I read two (old) books last year and this year. One is called “eboys” by Randall E. Stross and the other is “Startup” by Jerry Kaplan. Both are fascinating stories — the former is about starting the legendary VC firm Benchmark while the latter is about starting the first “pen computing” industry and lessons learned. Both stories took place during 1980s to 1990s.
Strangely enough, I can relate to the tech background of both stories, even though I was half the earth away.
In mid 1990s, my parents, both business persons, were among first ones in China to adopt the pen-computing “palm assistant” — I couldn’t remember the exact brand or name but I recall how cool it was that I could write on the device and it would just recognize the letter that I draw. Of course, most of the time, I used it to play simple games like Hangman Words, which I never mastered.

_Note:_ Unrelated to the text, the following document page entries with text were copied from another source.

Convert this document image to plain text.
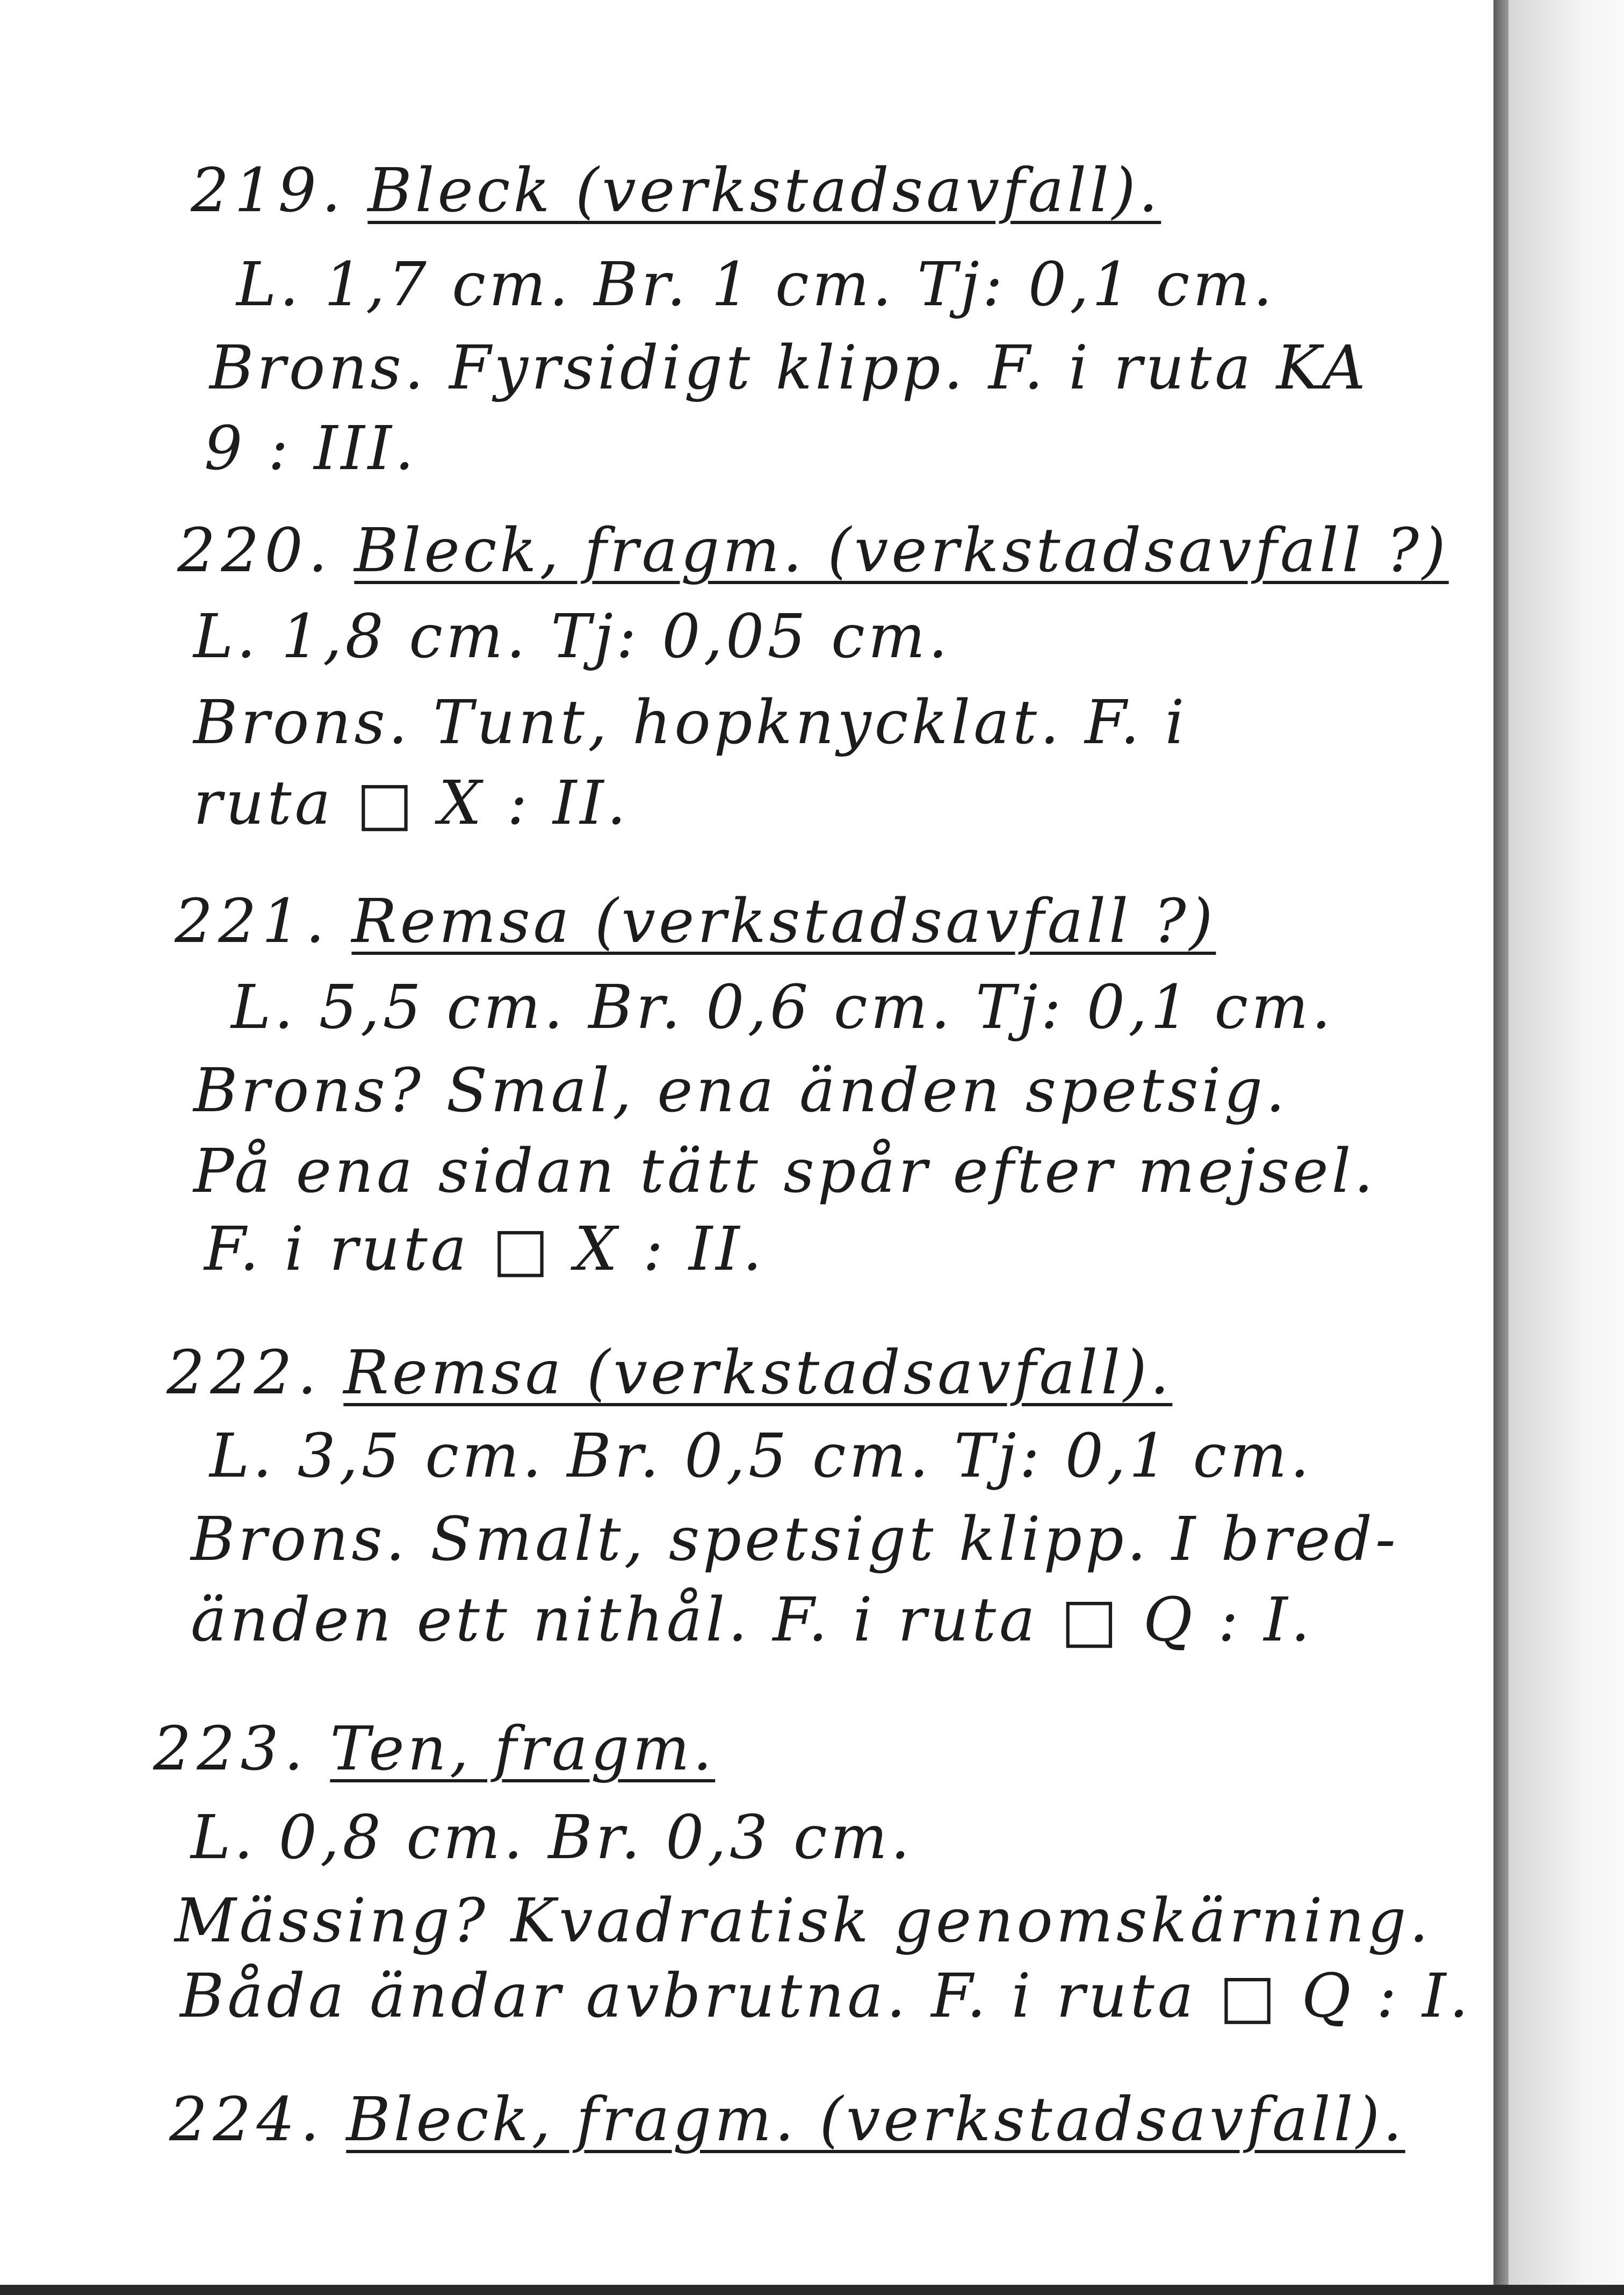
219. Bleck (verkstadsavfall).
L. 1,7 cm. Br. 1 cm. Tj: 0,1 cm.
Brons. Fyrsidigt klipp. F. i ruta KA
9 : III.
220. Bleck, fragm. (verkstadsavfall ?)
L. 1,8 cm. Tj: 0,05 cm.
Brons. Tunt, hopknycklat. F. i
ruta □ X : II.
221. Remsa (verkstadsavfall ?)
L. 5,5 cm. Br. 0,6 cm. Tj: 0,1 cm.
Brons? Smal, ena änden spetsig.
På ena sidan tätt spår efter mejsel.
F. i ruta □ X : II.
222. Remsa (verkstadsavfall).
L. 3,5 cm. Br. 0,5 cm. Tj: 0,1 cm.
Brons. Smalt, spetsigt klipp. I bred-
änden ett nithål. F. i ruta □ Q : I.
223. Ten, fragm.
L. 0,8 cm. Br. 0,3 cm.
Mässing? Kvadratisk genomskärning.
Båda ändar avbrutna. F. i ruta □ Q : I.
224. Bleck, fragm. (verkstadsavfall).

In late 1990s, not too long after Jack Ma made his first visit to the US, China was embracing its first wave of internet. Again, my parents were among the very few who were willing to spend 10,000 RMB (roughly $2,000 USD) at the time to buy a personal computer — a Lenovo desktop.
To put things in perspective, 10,000 RMB equated to roughly 5 months of salaries in the small town where we lived. It was a BIG investment. So big that dad was at times paranoid and insisted that we keep the “computer room” clean so that it would not catch “viruses.”
This is a 3D program by Lenovo to help people understand programs better. One might say it’s the first VR program in the 90s. Nonetheless, since I can’t find the real photo of my computer, this one should do the justice — and yes, I do usually paint while I work on my computer stuff, just as the pic showed :)
I loved my first computer. I loved that you can simply “dial-up” and be connected to the world.
From there, I joined BBS (Reddit of stone age if you will), feeling like a big shot. I created by my own email address, exchanging “deep thoughts” with people who I had never met. I learned to program my first website and showed it to my mom — she was so proud that she just keep refreshing my site to help me boost up my “visitor count number.” (thanks mom!)
Little did I know that I was so fortunate being able to play with a computer, being able to connect to the internet at a very young age. Little did I know that from there, I would commit my career and the rest of life time to technology.
Looking back now, those dots were connected beautifully. To that, I’m thankful.